Ihor Klymenko said 26 people were still missing after the overnight strikes, including three children. He said nearly 100 people had been hurt.
Russia fired 476 drones and 48 missiles at Ukraine, striking energy and transport infrastructure and forcing emergency power cuts in a number of regions in frigid temperatures.
The upper floors of a residential building in Ternopil were torn away in the attack. Smoke poured upwards as fire crews tried to douse flames, while devastated residents huddled outside waiting for news of loved ones.
Klymenko, writing on Telegram, said emergency crews were working through the night, combing the site of the shattered apartment building.
"A lot of work lies ahead. The main thing is to find those who could still be under the rubble," Klymenko wrote.
"In the building where two entrances were completely burned out, not a single apartment was left intact. The flames flared up instantly and engulfed the building in a wave. People were terrified and tried to jump out of windows."
Officials said three children were among the dead.
Poland, a NATO member state bordering western Ukraine, temporarily closed Rzeszow and Lublin airports in the southeast of the country and scrambled Polish and allied aircraft as a precaution to safeguard its airspace.
Russia launched the attack as Ukrainian President Volodymyr Zelenskiy travelled for talks in Turkey intended to help revive peace negotiations with Russia, after his short tour to European capitals.
A senior Ukrainian official told Reuters that Ukraine had received "signals" about a set of US proposals to end the war that the United States has discussed with Russia.
Ukraine has had no role in preparing the proposals, the source said.
No face-to-face talks have taken place between Ukraine and Russia since a meeting in Istanbul in July and Russian forces have pressed on with the Kremlin's nearly four-year-old war in Ukraine, killing 25 people in strikes overnight.
Efforts to revive peace negotiations appear to be gaining momentum although Russia has shown no sign of changing its terms for ending the war.
Zelenskiy met President Tayyip Erdogan after visits to Greece, France and Spain that went ahead despite a political crisis in Ukraine over a corruption scandal in which parliament dismissed the energy and justice ministers.
Zelenskiy said after meeting Erdogan on Wednesday that Ukraine hopes to revive prisoner of war exchanges with Russia by the end of the year.

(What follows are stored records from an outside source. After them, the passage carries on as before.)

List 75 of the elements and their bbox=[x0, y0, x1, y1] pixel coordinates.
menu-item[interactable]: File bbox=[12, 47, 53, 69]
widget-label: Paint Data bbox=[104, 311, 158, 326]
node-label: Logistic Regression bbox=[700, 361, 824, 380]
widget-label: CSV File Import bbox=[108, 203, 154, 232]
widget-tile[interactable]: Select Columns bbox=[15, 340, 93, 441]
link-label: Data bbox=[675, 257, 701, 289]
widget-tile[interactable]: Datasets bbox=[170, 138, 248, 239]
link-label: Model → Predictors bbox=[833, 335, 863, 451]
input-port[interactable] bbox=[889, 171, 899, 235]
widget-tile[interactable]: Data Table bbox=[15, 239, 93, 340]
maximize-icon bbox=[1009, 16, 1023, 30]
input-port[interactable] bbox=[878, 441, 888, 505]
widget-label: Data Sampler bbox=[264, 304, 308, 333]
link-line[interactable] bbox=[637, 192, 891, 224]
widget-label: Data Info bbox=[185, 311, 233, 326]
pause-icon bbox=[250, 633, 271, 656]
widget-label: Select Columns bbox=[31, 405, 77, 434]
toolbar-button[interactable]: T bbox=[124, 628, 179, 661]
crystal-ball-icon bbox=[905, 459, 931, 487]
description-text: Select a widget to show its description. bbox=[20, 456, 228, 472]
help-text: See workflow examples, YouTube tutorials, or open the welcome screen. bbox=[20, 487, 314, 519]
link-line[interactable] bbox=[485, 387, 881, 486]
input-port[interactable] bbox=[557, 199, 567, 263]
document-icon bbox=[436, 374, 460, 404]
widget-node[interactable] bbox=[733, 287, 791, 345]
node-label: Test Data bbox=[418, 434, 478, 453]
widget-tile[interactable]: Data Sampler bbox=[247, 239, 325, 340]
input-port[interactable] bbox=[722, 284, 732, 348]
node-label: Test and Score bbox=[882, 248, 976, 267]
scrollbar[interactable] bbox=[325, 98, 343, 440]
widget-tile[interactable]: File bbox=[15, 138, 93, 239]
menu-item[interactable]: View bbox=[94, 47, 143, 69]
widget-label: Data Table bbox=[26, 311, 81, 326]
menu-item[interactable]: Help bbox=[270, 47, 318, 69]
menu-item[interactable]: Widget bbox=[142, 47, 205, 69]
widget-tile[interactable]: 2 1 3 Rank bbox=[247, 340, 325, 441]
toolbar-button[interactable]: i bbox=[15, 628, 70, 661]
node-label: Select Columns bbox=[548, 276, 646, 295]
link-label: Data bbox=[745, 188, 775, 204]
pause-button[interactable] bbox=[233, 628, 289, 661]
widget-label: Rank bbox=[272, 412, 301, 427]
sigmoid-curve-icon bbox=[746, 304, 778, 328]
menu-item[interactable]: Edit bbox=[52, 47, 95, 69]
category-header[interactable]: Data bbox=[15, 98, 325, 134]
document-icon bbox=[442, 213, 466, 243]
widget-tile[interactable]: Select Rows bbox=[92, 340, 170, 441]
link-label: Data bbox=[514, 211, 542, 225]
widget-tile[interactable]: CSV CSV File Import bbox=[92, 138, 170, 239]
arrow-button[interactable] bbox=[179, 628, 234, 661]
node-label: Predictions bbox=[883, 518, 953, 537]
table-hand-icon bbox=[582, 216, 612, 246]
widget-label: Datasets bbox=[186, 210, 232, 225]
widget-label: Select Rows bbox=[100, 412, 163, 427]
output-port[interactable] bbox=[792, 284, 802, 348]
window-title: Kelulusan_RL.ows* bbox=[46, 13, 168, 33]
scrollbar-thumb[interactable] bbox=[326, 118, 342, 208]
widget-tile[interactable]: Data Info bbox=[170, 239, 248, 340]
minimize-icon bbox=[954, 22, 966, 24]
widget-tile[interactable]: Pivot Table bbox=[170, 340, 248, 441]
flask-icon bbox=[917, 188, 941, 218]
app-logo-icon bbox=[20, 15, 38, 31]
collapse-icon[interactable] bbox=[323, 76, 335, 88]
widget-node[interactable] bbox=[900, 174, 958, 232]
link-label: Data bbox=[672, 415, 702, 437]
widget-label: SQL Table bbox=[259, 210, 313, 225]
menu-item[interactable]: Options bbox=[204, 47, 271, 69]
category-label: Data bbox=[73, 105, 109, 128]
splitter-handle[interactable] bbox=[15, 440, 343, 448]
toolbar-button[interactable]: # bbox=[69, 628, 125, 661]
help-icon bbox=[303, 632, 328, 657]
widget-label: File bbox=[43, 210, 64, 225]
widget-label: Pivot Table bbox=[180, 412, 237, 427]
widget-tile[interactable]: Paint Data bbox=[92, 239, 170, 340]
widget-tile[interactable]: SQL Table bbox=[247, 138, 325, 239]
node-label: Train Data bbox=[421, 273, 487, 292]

"Of course, we talked substantively about the situation in diplomacy. And now many processes have become more active, and we are trying to ensure that all activity is aimed specifically at peace," he said.
Zelenskiy urged allies to increase pressure on Russia to end its nearly four-year-old war in Ukraine, including by providing Kyiv with more air-defence missiles.
"Every brazen attack against ordinary life shows that the pressure on Russia is insufficient. Effective sanctions and assistance to Ukraine can change this," he said on X.
Russian forces control about 19 per cent of Ukrainian territory and are grinding forwards while carrying out frequent attacks on Ukrainian energy infrastructure amid winter.
Turkey, a NATO military alliance member that has remained close to both sides, hosted an initial round of peace talks in the early weeks of the war in 2022 - the only such talks until this year when US President Donald Trump launched a new bid to end the fighting.